In 1996 Nilda was one of the key founders of the Center for Traditional Textiles of Cusco (CTTC), a non-profit based in the city of Cusco. Since the 1970s a group of women weavers from Chinchero met informally to recover old designs and sell textiles in the tourist market, and in this way earn an independent income from their male relatives. Nilda was a leader of this group which met in the courtyard of her family's home. This informal group of weavers was the basis of the Centro de Textiles Tradicionales del Cusco which since 1996 has partnered with ten weaving communities in the region of Cusco to recover textile traditions and empower weavers. Since 1996 Callañaupa Alvarez has served as director of CTTC.

==Author==
Callañaupa Alvarez has written two books and co-authored a third.

=== Weaving in the Peruvian Highlands: Dreaming Patterns, Weaving Memories ===
Published in 2007 (available in Spanish or English), this book provides a general survey of textile traditions from nine communities of the Cusco region. Sections of the book include: traditional clothing, the weaving process, designs, textile traditions, and preserving traditions, in which detailed information is provided on the parts of the loom, dyeing plants (natural dye), and the significance of designs.

=== Textile Traditions of Chinchero: A Living Heritage ===
Published in 2012, this bi-lingual book takes a closer look at the weaving traditions of Callañaupa Alvarez's hometown of Chinchero. While her first book provides a cursory glimpse into various weaving communities, Textile Traditions of Chinchero delves deeper and explores in depth the many complex traditions of a single community. Sections of the book include historical information on Chinchero, traditional textiles and clothing, stages of textile production, Chinchero designs, and the impact of the CTTC.
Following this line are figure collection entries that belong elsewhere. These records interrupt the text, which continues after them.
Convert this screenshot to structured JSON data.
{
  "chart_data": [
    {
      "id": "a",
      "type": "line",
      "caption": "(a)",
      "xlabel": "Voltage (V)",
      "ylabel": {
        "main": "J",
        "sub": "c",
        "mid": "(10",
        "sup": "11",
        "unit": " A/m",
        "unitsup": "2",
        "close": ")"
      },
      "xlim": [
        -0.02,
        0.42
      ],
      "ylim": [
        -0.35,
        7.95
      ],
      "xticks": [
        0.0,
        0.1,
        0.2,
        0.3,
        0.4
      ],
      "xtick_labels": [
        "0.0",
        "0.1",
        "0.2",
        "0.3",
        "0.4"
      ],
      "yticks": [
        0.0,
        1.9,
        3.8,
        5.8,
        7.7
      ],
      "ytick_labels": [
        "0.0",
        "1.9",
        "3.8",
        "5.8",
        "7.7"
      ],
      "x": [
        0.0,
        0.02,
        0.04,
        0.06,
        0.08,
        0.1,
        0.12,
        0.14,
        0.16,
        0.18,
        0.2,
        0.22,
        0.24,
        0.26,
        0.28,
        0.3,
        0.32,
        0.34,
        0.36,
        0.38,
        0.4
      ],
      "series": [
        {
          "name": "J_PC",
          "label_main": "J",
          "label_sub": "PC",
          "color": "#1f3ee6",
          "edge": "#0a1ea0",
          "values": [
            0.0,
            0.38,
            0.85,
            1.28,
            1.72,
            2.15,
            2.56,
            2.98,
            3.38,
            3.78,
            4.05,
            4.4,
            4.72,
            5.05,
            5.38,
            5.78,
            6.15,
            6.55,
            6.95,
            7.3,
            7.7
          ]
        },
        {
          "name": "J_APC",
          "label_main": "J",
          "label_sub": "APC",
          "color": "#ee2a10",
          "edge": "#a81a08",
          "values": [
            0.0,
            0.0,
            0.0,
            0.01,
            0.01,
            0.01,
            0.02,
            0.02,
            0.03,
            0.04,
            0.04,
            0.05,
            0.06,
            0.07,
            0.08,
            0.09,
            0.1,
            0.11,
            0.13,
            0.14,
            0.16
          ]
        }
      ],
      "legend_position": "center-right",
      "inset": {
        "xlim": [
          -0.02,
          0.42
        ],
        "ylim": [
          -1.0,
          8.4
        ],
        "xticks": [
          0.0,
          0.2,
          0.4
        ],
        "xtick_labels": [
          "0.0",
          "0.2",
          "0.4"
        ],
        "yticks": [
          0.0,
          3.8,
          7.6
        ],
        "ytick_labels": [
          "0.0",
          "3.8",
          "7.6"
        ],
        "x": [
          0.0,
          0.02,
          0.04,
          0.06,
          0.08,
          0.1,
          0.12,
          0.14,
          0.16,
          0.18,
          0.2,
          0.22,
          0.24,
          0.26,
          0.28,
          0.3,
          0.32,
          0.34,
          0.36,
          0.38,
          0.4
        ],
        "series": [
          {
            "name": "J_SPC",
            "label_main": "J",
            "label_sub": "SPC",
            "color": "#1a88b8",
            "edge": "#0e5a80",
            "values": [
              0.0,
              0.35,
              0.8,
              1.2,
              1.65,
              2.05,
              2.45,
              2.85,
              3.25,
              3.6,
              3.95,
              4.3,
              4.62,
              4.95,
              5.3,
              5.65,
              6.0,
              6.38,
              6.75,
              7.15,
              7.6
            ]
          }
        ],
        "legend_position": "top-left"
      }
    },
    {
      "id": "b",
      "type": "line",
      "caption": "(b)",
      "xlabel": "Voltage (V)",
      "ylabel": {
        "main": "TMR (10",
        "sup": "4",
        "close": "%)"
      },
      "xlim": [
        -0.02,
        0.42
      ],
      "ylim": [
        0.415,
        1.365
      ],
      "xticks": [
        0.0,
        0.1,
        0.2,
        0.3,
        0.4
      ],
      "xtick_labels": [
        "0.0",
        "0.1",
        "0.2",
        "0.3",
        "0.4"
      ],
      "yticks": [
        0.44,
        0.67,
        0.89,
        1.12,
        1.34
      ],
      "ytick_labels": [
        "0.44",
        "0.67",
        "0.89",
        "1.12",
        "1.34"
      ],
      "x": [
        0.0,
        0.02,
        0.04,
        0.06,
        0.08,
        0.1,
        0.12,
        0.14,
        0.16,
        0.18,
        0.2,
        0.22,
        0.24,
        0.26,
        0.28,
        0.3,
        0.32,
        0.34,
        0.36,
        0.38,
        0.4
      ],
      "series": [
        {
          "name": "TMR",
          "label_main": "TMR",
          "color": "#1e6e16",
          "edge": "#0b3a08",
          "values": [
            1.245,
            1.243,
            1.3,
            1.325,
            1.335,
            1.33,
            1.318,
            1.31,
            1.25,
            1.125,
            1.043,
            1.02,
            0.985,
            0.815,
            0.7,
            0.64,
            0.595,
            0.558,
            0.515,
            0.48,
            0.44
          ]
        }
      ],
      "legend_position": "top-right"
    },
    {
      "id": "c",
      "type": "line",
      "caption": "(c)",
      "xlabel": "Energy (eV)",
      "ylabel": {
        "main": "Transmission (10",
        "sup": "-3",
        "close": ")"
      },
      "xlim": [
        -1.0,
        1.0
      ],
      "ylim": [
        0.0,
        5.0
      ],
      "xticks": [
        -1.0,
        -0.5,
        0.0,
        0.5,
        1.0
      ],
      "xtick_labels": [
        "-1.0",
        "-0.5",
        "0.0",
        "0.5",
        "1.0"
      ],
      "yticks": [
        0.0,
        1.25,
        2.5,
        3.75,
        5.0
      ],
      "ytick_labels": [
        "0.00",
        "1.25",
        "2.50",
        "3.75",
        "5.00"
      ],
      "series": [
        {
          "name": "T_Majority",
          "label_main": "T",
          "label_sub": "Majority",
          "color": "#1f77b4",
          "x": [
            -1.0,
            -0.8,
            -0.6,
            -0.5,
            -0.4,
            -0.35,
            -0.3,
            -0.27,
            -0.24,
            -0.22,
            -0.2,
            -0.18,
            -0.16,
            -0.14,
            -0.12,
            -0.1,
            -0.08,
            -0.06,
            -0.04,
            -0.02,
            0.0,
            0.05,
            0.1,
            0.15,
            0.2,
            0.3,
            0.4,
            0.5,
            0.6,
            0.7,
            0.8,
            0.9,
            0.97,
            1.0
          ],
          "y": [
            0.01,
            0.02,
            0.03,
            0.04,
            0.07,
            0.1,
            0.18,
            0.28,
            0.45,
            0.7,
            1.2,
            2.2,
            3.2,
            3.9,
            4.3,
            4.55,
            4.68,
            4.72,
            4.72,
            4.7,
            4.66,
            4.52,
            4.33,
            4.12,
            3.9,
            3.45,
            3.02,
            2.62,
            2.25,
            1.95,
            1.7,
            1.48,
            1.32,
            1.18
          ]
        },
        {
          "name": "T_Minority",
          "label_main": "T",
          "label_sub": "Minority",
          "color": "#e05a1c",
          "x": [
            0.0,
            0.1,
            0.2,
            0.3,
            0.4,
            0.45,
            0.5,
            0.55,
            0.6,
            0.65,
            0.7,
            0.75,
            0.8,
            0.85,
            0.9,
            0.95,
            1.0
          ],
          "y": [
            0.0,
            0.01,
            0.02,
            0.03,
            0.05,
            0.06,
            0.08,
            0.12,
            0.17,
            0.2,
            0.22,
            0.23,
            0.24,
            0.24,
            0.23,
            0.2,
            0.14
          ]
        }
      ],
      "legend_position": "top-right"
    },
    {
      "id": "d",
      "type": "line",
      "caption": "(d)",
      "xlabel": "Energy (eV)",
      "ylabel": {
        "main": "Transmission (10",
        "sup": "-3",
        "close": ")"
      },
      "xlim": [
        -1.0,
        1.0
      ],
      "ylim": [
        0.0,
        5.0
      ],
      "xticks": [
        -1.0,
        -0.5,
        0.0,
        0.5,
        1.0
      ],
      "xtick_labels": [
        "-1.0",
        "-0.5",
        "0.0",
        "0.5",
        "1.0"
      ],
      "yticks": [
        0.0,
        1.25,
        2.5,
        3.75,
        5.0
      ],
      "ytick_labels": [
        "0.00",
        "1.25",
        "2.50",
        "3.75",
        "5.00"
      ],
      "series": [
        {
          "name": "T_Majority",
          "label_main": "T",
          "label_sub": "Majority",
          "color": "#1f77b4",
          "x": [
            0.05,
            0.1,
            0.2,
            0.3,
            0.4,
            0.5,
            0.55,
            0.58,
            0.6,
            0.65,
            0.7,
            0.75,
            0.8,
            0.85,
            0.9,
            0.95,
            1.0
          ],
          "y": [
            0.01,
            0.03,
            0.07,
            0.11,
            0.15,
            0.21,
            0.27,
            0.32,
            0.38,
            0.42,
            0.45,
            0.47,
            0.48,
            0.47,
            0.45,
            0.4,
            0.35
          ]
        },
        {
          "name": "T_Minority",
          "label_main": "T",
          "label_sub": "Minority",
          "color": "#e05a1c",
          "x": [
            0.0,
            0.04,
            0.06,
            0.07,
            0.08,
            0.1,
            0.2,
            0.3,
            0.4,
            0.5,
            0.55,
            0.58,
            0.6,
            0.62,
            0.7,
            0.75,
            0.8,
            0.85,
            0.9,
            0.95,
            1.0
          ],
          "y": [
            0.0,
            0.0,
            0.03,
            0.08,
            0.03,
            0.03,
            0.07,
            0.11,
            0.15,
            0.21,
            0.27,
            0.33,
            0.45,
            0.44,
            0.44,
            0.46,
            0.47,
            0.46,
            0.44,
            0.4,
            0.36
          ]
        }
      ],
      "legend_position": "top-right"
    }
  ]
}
=== Faces of Tradition: Weaving Elders of the Andes ===
Co-authored with Christine Franquemont.

Published in 2013, this book features the photography of Joe Coca. Stylistically a cross between a photography book and biography, it tells the individual stories of weaving masters from various communities in the Cusco region. Divided into sections by community, each chapter begins with an introduction about the community and then explores the individual life histories of weaving elders through text and photo. Faces of Tradition was the Gold Award winner in the Multicultural division of the 2014 Benjamin Franklin Awards, which are recognized as one of the highest awards in the US for independent publishers.

==Other==
In 2016 Alvarez was invited to TedWomen along with her sister Adela Callañaupa Alvarez, also a weaver from Chinchero, to present about the Centro de Textiles Tradicionales del Cusco.